Лиза эмоций не выдала, лишь осмотрелась деловито – куда бы присесть. Не станешь ведь Наташке объяснять, что покушения, они и есть покушения, и вариант «эконом» надменностью не прикроешь. И гладкий, но синтетический паркет не прикроешь, и пухлую – слишком пухлую! – помпезную мебель, и стилизованные под парчу дешевые портьеры с вальяжными ламбрекенами. А еще люстру под потолком не прикроешь, большую, грубо сработанную, но стеклянно кудрявую, как свадебный торт. Да, люстра особенно бросалась в глаза экономной надменностью. Не люстра, а наш ответ венецианским буржуям с их муранскими несчастными стеклышками! У нас, мол, тоже не абы как и не хуже ваших!

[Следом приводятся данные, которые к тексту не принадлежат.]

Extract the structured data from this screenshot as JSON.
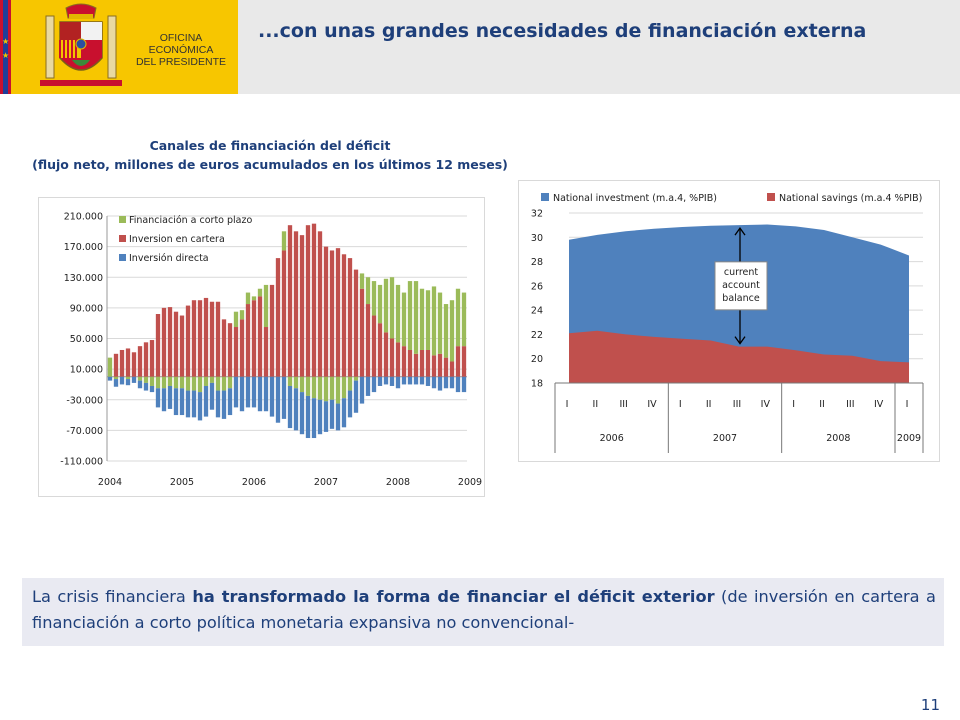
{
  "header": {
    "office_line1": "OFICINA",
    "office_line2": "ECONÓMICA",
    "office_line3": "DEL PRESIDENTE",
    "title": "...con unas grandes necesidades de financiación externa"
  },
  "chart1": {
    "title_line1": "Canales de financiación del déficit",
    "title_line2": "(flujo neto, millones de euros acumulados en los últimos 12 meses)"
  },
  "chart_data": [
    {
      "type": "bar",
      "stacked": true,
      "title": "Canales de financiación del déficit (flujo neto, millones de euros acumulados en los últimos 12 meses)",
      "ylim": [
        -110000,
        210000
      ],
      "y_ticks": [
        "210.000",
        "170.000",
        "130.000",
        "90.000",
        "50.000",
        "10.000",
        "-30.000",
        "-70.000",
        "-110.000"
      ],
      "x_ticks": [
        "2004",
        "2005",
        "2006",
        "2007",
        "2008",
        "2009"
      ],
      "grid": true,
      "legend_position": "top-left",
      "colors": {
        "corto_plazo": "#9bbb59",
        "cartera": "#c0504d",
        "directa": "#4f81bd"
      },
      "series": [
        {
          "name": "Financiación a corto plazo",
          "values": [
            25000,
            -3000,
            0,
            -3000,
            0,
            -5000,
            -8000,
            -12000,
            -15000,
            -15000,
            -12000,
            -15000,
            -15000,
            -18000,
            -18000,
            -20000,
            -12000,
            -8000,
            -18000,
            -18000,
            -15000,
            20000,
            12000,
            15000,
            5000,
            10000,
            55000,
            0,
            0,
            25000,
            -12000,
            -15000,
            -20000,
            -25000,
            -28000,
            -30000,
            -32000,
            -30000,
            -35000,
            -28000,
            -18000,
            -5000,
            20000,
            35000,
            45000,
            50000,
            70000,
            80000,
            75000,
            70000,
            90000,
            95000,
            80000,
            78000,
            90000,
            80000,
            70000,
            80000,
            75000,
            70000
          ]
        },
        {
          "name": "Inversion en cartera",
          "values": [
            0,
            30000,
            35000,
            37000,
            32000,
            40000,
            45000,
            48000,
            82000,
            90000,
            91000,
            85000,
            80000,
            93000,
            100000,
            100000,
            103000,
            98000,
            98000,
            75000,
            70000,
            65000,
            75000,
            95000,
            100000,
            105000,
            65000,
            120000,
            155000,
            165000,
            198000,
            190000,
            185000,
            198000,
            200000,
            190000,
            170000,
            165000,
            168000,
            160000,
            155000,
            140000,
            115000,
            95000,
            80000,
            70000,
            58000,
            50000,
            45000,
            40000,
            35000,
            30000,
            35000,
            35000,
            28000,
            30000,
            25000,
            20000,
            40000,
            40000
          ]
        },
        {
          "name": "Inversión directa",
          "values": [
            -5000,
            -10000,
            -10000,
            -8000,
            -8000,
            -10000,
            -10000,
            -8000,
            -25000,
            -30000,
            -30000,
            -35000,
            -35000,
            -35000,
            -35000,
            -37000,
            -40000,
            -35000,
            -35000,
            -37000,
            -35000,
            -40000,
            -45000,
            -40000,
            -40000,
            -45000,
            -45000,
            -52000,
            -60000,
            -55000,
            -55000,
            -55000,
            -55000,
            -55000,
            -52000,
            -45000,
            -40000,
            -38000,
            -35000,
            -38000,
            -35000,
            -42000,
            -35000,
            -25000,
            -20000,
            -12000,
            -10000,
            -12000,
            -15000,
            -10000,
            -10000,
            -10000,
            -10000,
            -12000,
            -15000,
            -18000,
            -15000,
            -15000,
            -20000,
            -20000
          ]
        }
      ]
    },
    {
      "type": "area",
      "ylim": [
        18,
        32
      ],
      "y_ticks": [
        "32",
        "30",
        "28",
        "26",
        "24",
        "22",
        "20",
        "18"
      ],
      "categories": [
        "I",
        "II",
        "III",
        "IV",
        "I",
        "II",
        "III",
        "IV",
        "I",
        "II",
        "III",
        "IV",
        "I"
      ],
      "years": [
        "2006",
        "2007",
        "2008",
        "2009"
      ],
      "grid": true,
      "legend_position": "top",
      "colors": {
        "investment": "#4f81bd",
        "savings": "#c0504d"
      },
      "series": [
        {
          "name": "National investment (m.a.4, %PIB)",
          "values": [
            29.8,
            30.2,
            30.5,
            30.7,
            30.85,
            30.95,
            31.0,
            31.05,
            30.9,
            30.6,
            30.0,
            29.4,
            28.5
          ]
        },
        {
          "name": "National savings (m.a.4 %PIB)",
          "values": [
            22.1,
            22.3,
            22.0,
            21.8,
            21.65,
            21.5,
            21.0,
            21.0,
            20.7,
            20.35,
            20.25,
            19.8,
            19.7
          ]
        }
      ],
      "annotation": "current account balance",
      "annotation_lines": [
        "current",
        "account",
        "balance"
      ]
    }
  ],
  "text_box": {
    "part1": "La crisis financiera ",
    "bold": "ha transformado la forma de financiar el déficit exterior",
    "part2": " (de inversión en cartera a financiación a corto política monetaria expansiva no convencional-"
  },
  "page_number": "11"
}
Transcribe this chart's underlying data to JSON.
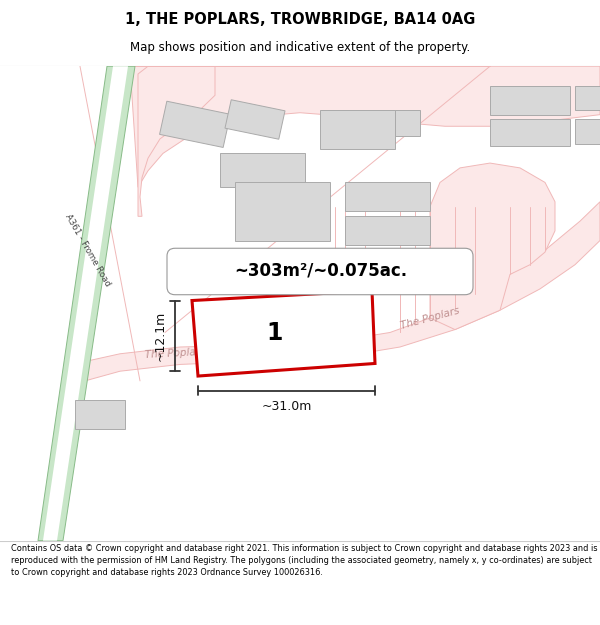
{
  "title": "1, THE POPLARS, TROWBRIDGE, BA14 0AG",
  "subtitle": "Map shows position and indicative extent of the property.",
  "footer": "Contains OS data © Crown copyright and database right 2021. This information is subject to Crown copyright and database rights 2023 and is reproduced with the permission of HM Land Registry. The polygons (including the associated geometry, namely x, y co-ordinates) are subject to Crown copyright and database rights 2023 Ordnance Survey 100026316.",
  "area_label": "~303m²/~0.075ac.",
  "plot_number": "1",
  "dim_width": "~31.0m",
  "dim_height": "~12.1m",
  "bg_color": "#f9f3f3",
  "road_color": "#f0b8b8",
  "road_fill": "#fce8e8",
  "building_fill": "#d8d8d8",
  "building_edge": "#aaaaaa",
  "plot_edge": "#cc0000",
  "green_fill": "#c8e6c8",
  "green_edge": "#88bb88",
  "road_label_color": "#c09090",
  "a361_label_color": "#444444"
}
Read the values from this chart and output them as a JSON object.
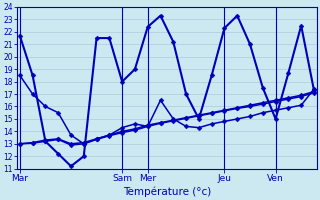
{
  "xlabel": "Température (°c)",
  "background_color": "#cce8f0",
  "grid_color": "#aaccdd",
  "line_color": "#0000bb",
  "ylim": [
    11,
    24
  ],
  "yticks": [
    11,
    12,
    13,
    14,
    15,
    16,
    17,
    18,
    19,
    20,
    21,
    22,
    23,
    24
  ],
  "day_labels": [
    "Mar",
    "Sam",
    "Mer",
    "Jeu",
    "Ven"
  ],
  "day_x": [
    0,
    8,
    10,
    16,
    20
  ],
  "xlim": [
    -0.2,
    23.2
  ],
  "series": [
    [
      21.7,
      18.5,
      13.2,
      12.2,
      11.2,
      12.0,
      21.5,
      21.5,
      18.0,
      19.0,
      22.4,
      23.3,
      21.2,
      17.0,
      15.0,
      18.5,
      22.3,
      23.3,
      21.0,
      17.5,
      15.0,
      18.7,
      22.5,
      17.3
    ],
    [
      13.0,
      13.1,
      13.3,
      13.4,
      13.0,
      13.1,
      13.4,
      13.7,
      14.0,
      14.2,
      14.5,
      14.7,
      14.9,
      15.1,
      15.3,
      15.5,
      15.7,
      15.9,
      16.1,
      16.3,
      16.5,
      16.7,
      16.9,
      17.2
    ],
    [
      13.0,
      13.05,
      13.2,
      13.35,
      12.9,
      13.0,
      13.35,
      13.65,
      13.9,
      14.1,
      14.4,
      14.65,
      14.85,
      15.05,
      15.25,
      15.45,
      15.65,
      15.85,
      16.0,
      16.2,
      16.4,
      16.6,
      16.8,
      17.1
    ],
    [
      18.5,
      17.0,
      16.0,
      15.5,
      13.7,
      13.0,
      13.4,
      13.7,
      14.3,
      14.6,
      14.4,
      16.5,
      15.0,
      14.4,
      14.3,
      14.6,
      14.8,
      15.0,
      15.2,
      15.5,
      15.7,
      15.9,
      16.1,
      17.4
    ]
  ]
}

– Ладно… Мы здесь переночуем, конечно, а завтра, Наташ, будь добра, освободи мою комнату! – решительно произнесла Лиза, опускаясь на пухлый диван.
– И что я говорила, а? Ты видишь? Ты видишь? – потянула Наталья руки навстречу вошедшему в комнату Толику. – Ты посмотри, кто здесь нарисовался, а?
– О, Лиза… В гости приехала, да? – приветливо улыбнулся Толик. – А кто это у тебя? Какая красивая девочка…
– Это моя дочка, Толик. Ее Соней зовут. А приехала я не в гости, я здесь жить буду, в своей комнате. Мне больше негде жить, извини.
– Нет, ну что такое, а? – плаксиво продолжила Наталья. – Нет мне счастья в жизни, хоть тресни! Только все хорошо устроилось… А все из-за тебя, Толь! Зря я тебя тогда послушала, надо было все-таки квартиру менять! А ты меня с толку сбил – зачем, зачем… Такой ремонт забабахали, блин… Да кто бы знал! Столько денег зря угрохали!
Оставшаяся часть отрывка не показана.